Votre responsabilité d’employeur peut-elle être engagée en cas de reconnaissance du caractère professionnel de l’infection en lien avec le COVID-19 ?

  • Sur le plan pénal : la responsabilité pénale de l’employeur suppose la violation délibérée d’une obligation de sécurité prévue par un texte et un lien de causalité entre cette violation et la contamination. Si vous mettez en œuvre les moyens nécessaires pour assurer la protection de vos salariés, votre responsabilité pénale ne peut pas être recherchée.
  •  Sur le plan civil ou administratif : le gouvernement vient d’annoncer qu’il allait reconnaître systématiquement le caractère professionnel de la contamination pour les professionnels de santé, mais il ne s’est pas prononcé pour l’heure en ce qui concerne les autres catégories professionnelles et notamment celles jugées indispensables à l’économie.

1 – Être attentif lors des demandes de prise en charge pour vos salariés

Pour les employeurs de l’alimentaire, les demandes de prise en charge de vos salariés passent par vous.

Vous devez alors être particulièrement attentif pour éviter une prise en charge injustifiée, et une éventuelle hausse de vos cotisations Accident du Travail.

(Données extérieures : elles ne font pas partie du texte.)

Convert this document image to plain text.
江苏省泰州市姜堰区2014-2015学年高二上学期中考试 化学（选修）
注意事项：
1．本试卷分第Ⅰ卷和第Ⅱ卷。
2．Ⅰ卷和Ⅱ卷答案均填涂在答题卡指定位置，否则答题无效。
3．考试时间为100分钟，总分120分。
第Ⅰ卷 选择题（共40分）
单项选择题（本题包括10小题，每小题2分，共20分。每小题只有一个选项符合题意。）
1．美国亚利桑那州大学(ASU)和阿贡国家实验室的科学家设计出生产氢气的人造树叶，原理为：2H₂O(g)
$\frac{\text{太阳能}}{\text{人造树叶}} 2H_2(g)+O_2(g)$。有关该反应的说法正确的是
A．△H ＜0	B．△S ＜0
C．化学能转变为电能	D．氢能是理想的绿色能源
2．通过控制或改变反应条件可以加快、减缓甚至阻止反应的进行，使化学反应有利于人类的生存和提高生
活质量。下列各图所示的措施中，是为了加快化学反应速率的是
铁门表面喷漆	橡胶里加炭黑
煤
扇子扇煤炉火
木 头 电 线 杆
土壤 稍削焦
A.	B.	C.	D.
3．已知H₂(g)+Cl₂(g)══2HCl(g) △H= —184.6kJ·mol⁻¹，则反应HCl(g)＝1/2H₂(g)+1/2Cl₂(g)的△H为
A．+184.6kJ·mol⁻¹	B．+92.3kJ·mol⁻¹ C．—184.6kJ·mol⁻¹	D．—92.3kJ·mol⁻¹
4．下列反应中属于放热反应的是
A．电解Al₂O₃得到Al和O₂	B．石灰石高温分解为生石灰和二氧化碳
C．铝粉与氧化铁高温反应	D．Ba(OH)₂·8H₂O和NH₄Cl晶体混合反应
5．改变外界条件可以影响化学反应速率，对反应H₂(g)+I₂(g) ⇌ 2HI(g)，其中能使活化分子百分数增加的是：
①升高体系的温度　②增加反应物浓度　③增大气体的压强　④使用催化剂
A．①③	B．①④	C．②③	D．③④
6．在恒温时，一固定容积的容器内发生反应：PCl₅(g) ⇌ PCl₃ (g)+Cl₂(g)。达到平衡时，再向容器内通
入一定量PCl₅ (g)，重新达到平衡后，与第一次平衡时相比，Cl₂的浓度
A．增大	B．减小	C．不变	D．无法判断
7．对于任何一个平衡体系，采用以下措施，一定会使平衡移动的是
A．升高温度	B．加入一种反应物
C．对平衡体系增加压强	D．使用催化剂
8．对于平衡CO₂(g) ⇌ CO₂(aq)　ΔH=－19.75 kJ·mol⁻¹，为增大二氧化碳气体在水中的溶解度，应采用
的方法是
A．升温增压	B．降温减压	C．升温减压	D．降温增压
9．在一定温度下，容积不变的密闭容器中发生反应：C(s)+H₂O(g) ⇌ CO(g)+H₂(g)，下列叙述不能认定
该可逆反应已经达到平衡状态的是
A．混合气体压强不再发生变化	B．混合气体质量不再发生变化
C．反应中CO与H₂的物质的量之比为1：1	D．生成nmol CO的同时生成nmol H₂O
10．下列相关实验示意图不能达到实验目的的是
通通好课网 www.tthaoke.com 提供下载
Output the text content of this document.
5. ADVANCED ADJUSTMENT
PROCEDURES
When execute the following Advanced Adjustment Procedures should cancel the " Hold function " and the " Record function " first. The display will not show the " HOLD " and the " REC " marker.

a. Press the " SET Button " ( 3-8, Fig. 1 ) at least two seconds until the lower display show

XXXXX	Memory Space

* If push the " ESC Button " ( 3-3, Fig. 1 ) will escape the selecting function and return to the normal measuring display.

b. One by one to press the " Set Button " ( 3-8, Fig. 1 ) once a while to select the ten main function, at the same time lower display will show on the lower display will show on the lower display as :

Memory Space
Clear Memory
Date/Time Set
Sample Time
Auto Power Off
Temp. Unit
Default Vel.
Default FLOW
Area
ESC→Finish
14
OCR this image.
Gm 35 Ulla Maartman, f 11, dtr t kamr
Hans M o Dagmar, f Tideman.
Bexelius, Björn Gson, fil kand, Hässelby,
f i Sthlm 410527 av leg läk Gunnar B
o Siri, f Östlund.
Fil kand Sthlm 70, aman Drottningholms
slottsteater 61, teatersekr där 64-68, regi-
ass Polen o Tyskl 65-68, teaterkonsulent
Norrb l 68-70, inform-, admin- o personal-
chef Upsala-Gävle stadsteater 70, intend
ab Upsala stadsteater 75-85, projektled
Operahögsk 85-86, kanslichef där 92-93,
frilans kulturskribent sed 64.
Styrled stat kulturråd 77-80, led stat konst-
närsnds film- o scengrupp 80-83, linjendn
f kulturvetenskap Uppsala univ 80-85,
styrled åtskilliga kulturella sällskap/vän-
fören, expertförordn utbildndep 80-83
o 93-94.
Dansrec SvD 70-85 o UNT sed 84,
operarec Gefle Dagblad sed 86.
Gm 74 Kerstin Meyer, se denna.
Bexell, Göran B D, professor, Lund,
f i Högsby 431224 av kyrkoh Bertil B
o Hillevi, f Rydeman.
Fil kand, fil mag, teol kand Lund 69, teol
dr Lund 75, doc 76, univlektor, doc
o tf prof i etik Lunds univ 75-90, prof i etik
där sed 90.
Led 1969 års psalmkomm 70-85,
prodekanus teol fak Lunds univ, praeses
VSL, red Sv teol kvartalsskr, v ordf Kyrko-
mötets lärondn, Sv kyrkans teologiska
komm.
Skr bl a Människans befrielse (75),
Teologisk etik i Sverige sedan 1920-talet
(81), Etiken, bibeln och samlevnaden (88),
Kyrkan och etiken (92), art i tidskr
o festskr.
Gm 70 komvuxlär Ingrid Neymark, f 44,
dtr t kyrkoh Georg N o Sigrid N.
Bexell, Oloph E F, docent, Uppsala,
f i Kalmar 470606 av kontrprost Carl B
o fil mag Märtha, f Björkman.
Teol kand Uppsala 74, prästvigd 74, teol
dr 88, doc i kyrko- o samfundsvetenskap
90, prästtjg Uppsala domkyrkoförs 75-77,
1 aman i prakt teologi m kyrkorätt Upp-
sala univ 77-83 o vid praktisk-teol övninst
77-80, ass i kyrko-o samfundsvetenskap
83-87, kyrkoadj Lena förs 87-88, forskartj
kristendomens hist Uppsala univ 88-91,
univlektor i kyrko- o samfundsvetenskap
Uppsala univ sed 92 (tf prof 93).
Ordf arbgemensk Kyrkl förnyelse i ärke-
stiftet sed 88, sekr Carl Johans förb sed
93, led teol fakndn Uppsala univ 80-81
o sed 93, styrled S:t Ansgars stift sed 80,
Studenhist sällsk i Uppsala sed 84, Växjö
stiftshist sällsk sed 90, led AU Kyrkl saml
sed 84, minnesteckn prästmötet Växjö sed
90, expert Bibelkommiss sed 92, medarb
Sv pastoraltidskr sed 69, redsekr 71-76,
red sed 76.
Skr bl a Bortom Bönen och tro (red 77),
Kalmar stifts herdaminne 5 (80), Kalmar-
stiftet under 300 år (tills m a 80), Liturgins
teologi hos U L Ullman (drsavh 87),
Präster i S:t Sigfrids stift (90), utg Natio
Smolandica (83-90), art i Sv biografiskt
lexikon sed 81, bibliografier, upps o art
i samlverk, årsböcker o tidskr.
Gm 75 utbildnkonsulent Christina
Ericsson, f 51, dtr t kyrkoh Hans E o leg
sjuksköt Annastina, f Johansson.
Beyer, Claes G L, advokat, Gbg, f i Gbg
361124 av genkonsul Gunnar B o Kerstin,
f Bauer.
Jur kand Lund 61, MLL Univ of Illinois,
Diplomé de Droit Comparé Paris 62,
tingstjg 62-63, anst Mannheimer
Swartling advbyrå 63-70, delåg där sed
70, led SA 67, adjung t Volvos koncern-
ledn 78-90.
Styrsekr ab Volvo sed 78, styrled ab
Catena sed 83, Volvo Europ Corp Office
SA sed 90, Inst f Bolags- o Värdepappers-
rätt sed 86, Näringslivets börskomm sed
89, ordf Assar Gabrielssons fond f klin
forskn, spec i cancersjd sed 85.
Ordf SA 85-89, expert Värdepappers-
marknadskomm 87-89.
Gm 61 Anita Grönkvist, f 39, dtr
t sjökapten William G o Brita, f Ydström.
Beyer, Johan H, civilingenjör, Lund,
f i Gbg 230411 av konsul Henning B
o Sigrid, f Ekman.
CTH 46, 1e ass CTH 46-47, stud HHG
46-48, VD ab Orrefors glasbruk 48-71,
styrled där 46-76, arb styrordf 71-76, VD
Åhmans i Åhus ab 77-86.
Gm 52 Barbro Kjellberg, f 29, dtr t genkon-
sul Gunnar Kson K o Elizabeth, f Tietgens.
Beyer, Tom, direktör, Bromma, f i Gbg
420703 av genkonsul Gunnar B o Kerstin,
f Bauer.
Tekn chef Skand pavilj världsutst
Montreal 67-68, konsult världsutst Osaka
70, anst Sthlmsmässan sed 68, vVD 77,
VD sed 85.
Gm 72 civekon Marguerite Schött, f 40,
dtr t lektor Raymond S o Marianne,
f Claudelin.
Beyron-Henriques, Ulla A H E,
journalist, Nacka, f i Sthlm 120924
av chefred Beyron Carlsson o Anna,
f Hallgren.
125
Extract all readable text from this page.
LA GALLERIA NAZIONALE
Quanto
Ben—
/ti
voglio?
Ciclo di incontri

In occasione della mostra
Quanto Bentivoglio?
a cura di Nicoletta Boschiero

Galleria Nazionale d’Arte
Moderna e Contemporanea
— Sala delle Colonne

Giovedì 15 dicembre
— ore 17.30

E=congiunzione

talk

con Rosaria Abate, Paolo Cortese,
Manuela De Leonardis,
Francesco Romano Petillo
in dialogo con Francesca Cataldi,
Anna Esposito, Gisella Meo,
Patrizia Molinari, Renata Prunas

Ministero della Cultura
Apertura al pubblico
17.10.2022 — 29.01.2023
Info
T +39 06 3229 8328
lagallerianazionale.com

Lors de l’établissement de la déclaration d’accident du travail ou de maladie, Faites en sorte que la déclaration ne laisse pas à penser que la contamination provient du lieu de travail, si celle-ci a pu se faire ailleurs qu’au travail (milieu familial, supermarché …).

Il sera donc essentiel d’émettre des réserves à la fois sur le lieu de la contamination et le moment où elle s’est produite, en mettant en avant une probable contamination hors cadre professionnel, et de ne pas confirmer les dires de votre salarié s’il indique le contraire.

Le salarié dont la maladie professionnelle serait reconnue malgré vos réserves :

  • sera indemnisé de façon forfaitaire par l’Assurance Maladie sans qu’il ait à démontrer votre faute (cette circonstance peut entraîner une hausse de vos cotisations Accident du Travail),
  • pourra solliciter de vous une indemnisation complémentaire s’il établit l’existence d’une “faute inexcusable” commise par vous ou une personne de la direction de votre entreprise.

Pour ce faire, le salarié doit faire la preuve de deux conditions :

  • que vous l’avez exposé à un danger dont vous aviez nécessairement conscience (condition a priori remplie d’office dans le contexte de risque de contamination au Covid-19)
  • et que vous n’avez rien entrepris ou pas suffisamment entrepris pour y remédier (condition qui dépend des mesures que vous avez prises pour préserver au mieux vos salarié(e)s du Covid-19)

2 – Quelle mesures prendre pour limiter le risque de voir votre responsabilité d’employeur recherchée ?

  • Recenser toutes les situations de travail à risque et, face à chaque situation à risque, énumérer les mesures prises (ou à prendre) pour limiter voire supprimer le risque.
  • Informer expressément vos salariés des risques identifiés et des mesures que vous avez prises en relation avec chaque risque (par mails, par affichage…)
  • Mettre à jour votre “Document unique” notamment en intégrant les mesures de précaution émises par le gouvernement en collaboration avec le médecin du travail et le CSE (Comité Social Économique)
  • Prendre des photos et conserver les documents étayant chaque mesure prise pour établir et réserver a posteriori la preuve que avez bien mis en œuvre des moyens de protection :
    • plexiglas aux caisses,
    • port de gants,
    • circuit de déplacement dans les labos et magasins,
    • filtrage des entrées,
    • mise au chômage partiel des personnels “non indispensables”,
    • recommandations “Zéro contact” à moins d’un mètre dans votre entreprise,
    • organisation du télétravail lorsque c’est possible …

3 – Le salarié qui refuse d’aller travailler en faisant valoir son droit de retrait s’expose-t-il à des sanctions disciplinaires ?

Le droit de retrait ne doit pas être abusif. Pour être valable, il doit être motivé. Or, si l’entreprise a mis en œuvre tous les moyens nécessaires pour assurer la protection de ses salariés (gel hydroalcoolique, respect des distances de sécurité, port de gants etc.), le droit de retrait pourra être considéré comme abusif. A l’inverse, si ces conditions ne sont pas remplies, le droit de retrait peut se faire valoir.

Votre responsabilité peut-elle être recherchée en cas de contamination et de mise en cause par un client ?

Dans l’absolu, un client pourrait vous mettre en cause, mais il lui faudra apporter la preuve d’un lien de causalité entre sa présence ponctuelle dans votre commerce et sa contamination, ce qui semble impossible à prouver.